In January of 2015, a time so distant that no one in the state department seems to remember it, ISIS was running rickshaw through the villages of Northern Syria. American funded Jihadists simply could not compete with the more authentic, black draped, beheading variety of extremist. Despite America’s funding of various extremist groups in the region to fight ISIS ( and more realistically Assad), it’s fair to note ISIS still had more American weapons than our newly found “allies.”
The dominance ISIS had on the ground, with their fleet of armored vehicles made in America, was about to come to an end. The Kurds, perhaps the only force in the region not receiving money and arms from the United States, began their defense of the the Rojovan city known as Kobani ( North Eastern Syria/ Western Kurdistan) unsuccessfully. With Turkish troops watching ambivalently – if we’re being generous – the world was prepared to watch another massacre at the hands of ISIS.
An interesting thing happened next. Though Kobani was expected to fall immediately – especially with no support from the international community, the small province simply did not crumble. Compared to the attempt by Adolf Hitler to siege Stalingrad from the Soviets, the residents of Kobani refused to accept defeat and fought to a bloody, white knuckle stalemate. During this time, only months after the attempted Yazidi genocide atop the Sinjar mountain, the international media was tuned into the bloody fight occurring in Syria. “Stand With Kobani” trended on social media throughout the world, while pictures and videos of the atrocities circulated to the masses.
With the word’s attention on Kobani, the United States finally entered the fray with a series of air strikes targeting American vehicles now driven by extremists. The action allowed for the citizens of Kobani to take the upper hand against their deranged enemy. After this success the YPG and PKK, the Kurdish ground troops who bravely fought against ISIS, continued to build momentum and began to retake more and more ISIS controlled land.

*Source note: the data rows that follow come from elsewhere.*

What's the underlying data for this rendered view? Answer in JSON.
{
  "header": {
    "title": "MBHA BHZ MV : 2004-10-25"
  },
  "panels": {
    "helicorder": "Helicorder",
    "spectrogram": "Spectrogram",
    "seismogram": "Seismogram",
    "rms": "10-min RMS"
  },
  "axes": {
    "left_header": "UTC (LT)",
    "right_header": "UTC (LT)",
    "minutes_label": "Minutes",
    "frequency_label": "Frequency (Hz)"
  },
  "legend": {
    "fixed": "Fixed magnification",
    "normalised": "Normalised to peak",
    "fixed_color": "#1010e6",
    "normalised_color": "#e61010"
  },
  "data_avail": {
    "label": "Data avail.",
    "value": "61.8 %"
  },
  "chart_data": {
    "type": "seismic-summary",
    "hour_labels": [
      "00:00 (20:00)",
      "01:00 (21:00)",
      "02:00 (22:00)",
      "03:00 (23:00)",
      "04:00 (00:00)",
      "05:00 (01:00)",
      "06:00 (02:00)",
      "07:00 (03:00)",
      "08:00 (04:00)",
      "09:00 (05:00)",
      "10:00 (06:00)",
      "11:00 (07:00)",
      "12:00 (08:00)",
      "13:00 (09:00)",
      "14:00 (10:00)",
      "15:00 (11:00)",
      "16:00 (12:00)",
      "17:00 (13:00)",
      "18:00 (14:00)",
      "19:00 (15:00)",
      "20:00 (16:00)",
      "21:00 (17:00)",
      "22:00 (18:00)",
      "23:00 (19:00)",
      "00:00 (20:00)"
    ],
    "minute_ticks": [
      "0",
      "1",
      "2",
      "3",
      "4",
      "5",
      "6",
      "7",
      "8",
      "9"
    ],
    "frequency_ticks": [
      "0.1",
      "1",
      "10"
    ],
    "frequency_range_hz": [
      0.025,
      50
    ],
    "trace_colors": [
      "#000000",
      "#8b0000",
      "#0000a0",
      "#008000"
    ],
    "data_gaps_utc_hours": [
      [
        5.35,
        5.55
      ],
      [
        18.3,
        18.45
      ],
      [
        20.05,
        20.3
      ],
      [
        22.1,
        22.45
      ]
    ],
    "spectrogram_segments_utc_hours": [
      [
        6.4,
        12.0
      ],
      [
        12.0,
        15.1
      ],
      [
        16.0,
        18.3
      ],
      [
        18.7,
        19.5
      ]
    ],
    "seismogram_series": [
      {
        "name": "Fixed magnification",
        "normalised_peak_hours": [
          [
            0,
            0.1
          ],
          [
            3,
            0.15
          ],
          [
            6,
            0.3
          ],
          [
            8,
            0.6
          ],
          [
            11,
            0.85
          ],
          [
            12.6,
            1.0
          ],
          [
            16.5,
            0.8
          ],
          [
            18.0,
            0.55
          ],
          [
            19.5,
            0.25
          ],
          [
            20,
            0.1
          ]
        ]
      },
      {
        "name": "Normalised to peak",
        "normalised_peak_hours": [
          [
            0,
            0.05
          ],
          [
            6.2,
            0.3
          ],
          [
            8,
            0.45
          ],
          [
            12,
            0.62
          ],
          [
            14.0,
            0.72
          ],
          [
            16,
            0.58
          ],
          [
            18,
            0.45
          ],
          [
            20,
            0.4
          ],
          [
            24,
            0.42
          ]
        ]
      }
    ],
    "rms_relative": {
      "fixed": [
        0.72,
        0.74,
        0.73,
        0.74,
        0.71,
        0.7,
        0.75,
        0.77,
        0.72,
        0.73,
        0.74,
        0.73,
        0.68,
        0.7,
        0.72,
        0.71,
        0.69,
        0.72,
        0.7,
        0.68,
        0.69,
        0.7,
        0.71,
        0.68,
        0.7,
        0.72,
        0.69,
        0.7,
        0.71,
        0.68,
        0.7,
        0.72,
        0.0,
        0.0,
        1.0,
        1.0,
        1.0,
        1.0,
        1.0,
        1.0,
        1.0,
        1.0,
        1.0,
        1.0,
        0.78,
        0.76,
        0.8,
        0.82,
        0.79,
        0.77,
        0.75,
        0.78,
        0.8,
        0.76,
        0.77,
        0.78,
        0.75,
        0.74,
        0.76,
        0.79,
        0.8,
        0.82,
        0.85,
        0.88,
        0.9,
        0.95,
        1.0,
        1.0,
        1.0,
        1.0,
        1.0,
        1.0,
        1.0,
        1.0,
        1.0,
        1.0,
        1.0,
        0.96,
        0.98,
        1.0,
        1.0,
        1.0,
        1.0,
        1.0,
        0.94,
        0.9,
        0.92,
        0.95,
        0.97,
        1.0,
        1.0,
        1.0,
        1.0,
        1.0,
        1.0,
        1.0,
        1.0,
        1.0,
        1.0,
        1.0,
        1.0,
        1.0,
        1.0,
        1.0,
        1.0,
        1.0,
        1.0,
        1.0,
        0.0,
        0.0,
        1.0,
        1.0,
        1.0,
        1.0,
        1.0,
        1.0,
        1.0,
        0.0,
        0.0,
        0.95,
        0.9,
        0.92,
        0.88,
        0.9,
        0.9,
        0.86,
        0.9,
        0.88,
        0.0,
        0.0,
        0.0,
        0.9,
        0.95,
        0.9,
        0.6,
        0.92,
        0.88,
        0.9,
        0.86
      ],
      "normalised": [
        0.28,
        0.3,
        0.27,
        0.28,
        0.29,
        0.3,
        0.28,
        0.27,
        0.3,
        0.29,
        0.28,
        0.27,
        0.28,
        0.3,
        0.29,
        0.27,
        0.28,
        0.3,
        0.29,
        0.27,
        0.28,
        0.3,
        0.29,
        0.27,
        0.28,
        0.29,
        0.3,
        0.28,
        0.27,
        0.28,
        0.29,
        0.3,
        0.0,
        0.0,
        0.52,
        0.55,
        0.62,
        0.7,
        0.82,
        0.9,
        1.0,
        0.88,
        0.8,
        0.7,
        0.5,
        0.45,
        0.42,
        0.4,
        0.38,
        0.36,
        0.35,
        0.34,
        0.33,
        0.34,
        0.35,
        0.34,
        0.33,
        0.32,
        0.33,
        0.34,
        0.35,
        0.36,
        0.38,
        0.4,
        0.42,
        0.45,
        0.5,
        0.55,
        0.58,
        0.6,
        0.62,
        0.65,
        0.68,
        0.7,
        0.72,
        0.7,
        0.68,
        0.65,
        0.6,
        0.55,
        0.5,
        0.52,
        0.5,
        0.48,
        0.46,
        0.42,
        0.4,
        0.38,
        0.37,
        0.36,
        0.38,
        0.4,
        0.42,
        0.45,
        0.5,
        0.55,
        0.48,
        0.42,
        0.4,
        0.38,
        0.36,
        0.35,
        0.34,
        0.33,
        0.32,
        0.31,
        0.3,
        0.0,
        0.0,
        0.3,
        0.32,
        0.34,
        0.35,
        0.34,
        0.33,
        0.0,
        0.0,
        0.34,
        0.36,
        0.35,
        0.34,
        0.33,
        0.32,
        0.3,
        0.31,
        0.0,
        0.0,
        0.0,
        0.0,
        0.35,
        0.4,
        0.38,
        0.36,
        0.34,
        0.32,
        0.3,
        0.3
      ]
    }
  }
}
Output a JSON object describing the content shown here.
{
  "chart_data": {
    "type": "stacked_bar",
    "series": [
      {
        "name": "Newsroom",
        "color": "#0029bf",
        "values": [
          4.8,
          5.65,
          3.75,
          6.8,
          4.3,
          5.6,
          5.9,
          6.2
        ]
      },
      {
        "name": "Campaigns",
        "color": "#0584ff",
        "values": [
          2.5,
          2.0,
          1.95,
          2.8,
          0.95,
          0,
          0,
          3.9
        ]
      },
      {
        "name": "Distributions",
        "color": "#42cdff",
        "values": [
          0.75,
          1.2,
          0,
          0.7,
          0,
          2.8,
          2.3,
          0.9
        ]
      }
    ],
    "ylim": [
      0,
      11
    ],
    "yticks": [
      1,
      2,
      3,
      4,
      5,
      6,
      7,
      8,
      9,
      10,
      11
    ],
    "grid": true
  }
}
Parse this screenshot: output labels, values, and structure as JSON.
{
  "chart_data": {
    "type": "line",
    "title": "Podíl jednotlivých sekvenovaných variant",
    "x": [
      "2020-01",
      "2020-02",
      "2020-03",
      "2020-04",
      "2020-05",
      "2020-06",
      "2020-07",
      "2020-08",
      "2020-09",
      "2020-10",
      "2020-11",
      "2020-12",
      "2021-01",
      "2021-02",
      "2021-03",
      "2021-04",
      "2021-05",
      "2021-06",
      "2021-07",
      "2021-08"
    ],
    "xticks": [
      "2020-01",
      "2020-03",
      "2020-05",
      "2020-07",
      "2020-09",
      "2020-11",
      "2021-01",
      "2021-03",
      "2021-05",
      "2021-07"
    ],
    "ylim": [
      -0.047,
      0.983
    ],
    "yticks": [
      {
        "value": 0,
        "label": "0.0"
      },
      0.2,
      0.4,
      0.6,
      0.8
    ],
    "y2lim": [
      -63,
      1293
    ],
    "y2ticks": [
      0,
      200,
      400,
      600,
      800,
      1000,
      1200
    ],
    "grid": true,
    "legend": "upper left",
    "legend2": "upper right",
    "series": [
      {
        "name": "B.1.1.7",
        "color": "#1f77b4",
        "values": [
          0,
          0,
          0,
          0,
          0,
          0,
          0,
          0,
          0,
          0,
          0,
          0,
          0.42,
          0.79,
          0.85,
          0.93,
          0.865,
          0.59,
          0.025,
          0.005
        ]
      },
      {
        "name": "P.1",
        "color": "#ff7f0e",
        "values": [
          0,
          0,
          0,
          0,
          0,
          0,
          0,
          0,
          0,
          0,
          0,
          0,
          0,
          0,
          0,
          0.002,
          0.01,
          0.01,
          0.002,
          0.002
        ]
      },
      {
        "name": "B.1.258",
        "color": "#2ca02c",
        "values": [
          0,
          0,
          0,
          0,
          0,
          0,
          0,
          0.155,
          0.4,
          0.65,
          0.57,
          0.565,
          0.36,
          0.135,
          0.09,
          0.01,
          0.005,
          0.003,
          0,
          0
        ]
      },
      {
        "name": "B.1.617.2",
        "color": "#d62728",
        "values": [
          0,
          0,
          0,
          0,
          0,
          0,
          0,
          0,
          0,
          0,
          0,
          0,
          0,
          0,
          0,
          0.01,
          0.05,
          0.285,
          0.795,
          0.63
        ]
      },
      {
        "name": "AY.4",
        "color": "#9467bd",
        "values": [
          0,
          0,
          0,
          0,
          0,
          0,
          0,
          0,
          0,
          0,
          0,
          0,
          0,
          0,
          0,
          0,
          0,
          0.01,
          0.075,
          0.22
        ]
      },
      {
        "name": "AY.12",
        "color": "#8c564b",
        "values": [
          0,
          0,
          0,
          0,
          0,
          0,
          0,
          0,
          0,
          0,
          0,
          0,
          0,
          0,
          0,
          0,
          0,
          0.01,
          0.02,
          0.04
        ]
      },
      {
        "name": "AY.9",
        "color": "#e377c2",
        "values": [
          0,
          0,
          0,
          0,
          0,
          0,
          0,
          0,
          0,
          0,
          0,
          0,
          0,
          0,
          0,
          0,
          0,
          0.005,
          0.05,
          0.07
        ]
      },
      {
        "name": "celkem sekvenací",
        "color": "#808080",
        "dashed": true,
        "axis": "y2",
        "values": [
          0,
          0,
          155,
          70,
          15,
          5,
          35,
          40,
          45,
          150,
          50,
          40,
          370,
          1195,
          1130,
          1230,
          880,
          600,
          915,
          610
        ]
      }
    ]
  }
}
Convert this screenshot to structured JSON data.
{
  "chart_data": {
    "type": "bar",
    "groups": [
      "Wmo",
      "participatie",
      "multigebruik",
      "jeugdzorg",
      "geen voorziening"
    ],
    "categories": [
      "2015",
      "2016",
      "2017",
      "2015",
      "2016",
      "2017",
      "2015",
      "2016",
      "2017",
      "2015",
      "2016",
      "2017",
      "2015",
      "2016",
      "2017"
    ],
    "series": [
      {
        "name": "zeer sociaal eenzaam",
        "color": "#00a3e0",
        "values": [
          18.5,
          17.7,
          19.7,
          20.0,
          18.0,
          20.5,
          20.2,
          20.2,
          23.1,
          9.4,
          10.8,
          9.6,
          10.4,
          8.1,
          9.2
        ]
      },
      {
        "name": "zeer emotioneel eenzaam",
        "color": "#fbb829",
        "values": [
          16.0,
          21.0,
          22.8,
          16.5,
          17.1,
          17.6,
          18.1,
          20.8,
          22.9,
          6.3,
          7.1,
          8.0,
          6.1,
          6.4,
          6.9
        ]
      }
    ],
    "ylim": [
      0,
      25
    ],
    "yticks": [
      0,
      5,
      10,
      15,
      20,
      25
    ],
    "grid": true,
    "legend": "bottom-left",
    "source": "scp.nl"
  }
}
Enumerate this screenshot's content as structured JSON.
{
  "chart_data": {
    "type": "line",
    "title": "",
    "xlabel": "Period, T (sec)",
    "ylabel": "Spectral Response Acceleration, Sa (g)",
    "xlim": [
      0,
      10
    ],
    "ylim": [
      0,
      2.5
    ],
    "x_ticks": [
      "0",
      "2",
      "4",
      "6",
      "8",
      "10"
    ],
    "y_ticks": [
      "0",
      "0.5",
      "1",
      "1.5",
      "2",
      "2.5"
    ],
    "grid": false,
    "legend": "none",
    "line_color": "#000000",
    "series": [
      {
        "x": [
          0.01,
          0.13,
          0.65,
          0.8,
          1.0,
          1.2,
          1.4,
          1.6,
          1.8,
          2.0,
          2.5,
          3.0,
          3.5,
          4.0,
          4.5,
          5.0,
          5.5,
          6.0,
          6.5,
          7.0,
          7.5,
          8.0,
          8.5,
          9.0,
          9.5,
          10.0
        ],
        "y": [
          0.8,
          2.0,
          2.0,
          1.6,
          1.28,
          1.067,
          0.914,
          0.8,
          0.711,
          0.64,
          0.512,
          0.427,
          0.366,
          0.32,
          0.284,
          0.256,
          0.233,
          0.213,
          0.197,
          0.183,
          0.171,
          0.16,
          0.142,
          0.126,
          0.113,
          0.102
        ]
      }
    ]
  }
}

Unfortunately for Syria, specifically the Kurds, NATO does not recall or care what had occurred less than one year ago. NATO does not recall or care about the Kurds being the only successful ground troop against ISIS. NATO does not care about the existence of ISIS. Most egregiously, NATO does not care when its members murder the very same Kurdish troops who were and still are fighting so bravely against ISIS.
With the elections in Turkey over – similar in its shrouded nature to other regional elections – the NATO ally, fueled by nationalism and dreams of the Ottoman Empire, has unleashed its wrath upon the Kurds. Despite the international community praising the Kurds of Syria within this year, finding a single voice of opposition to Turkey’s actions is a fool’s mission.
Often the question of “why” is the most difficult to answer. In the case of Turkey, with its high population of Kurds in the South Eastern portion of the county, the “why” is easy: An autonomous Kurdish state bordering Turkey would provide Turkish Kurds motivation to achieve a similar goal.
More difficult to answer is the motivation of NATO to allow the most effective ground troop against ISIS to be destroyed by an ally. The Rojavan Kurds are not capitalists. As a communal autonomous state, void of despots, void of a siphon to suck the money from the majority into the pockets of an elite oligarchy, there is no motivation for the Western world to protect them.
There is a reason despots run the Middle East: they were installed post World War 1 by the Western powers. If a country has the majority live in poverty, an elite class can still prosper by selling state resources to the West at a reduced price. If the country’s wealth was distributed to all the people, the Western countries would have to pay more. Essentially low prices are achieved by foreign poverty. If the Kurds of Syria want Western help, all they have to do is find a Saddam Hussein type character to rule over them.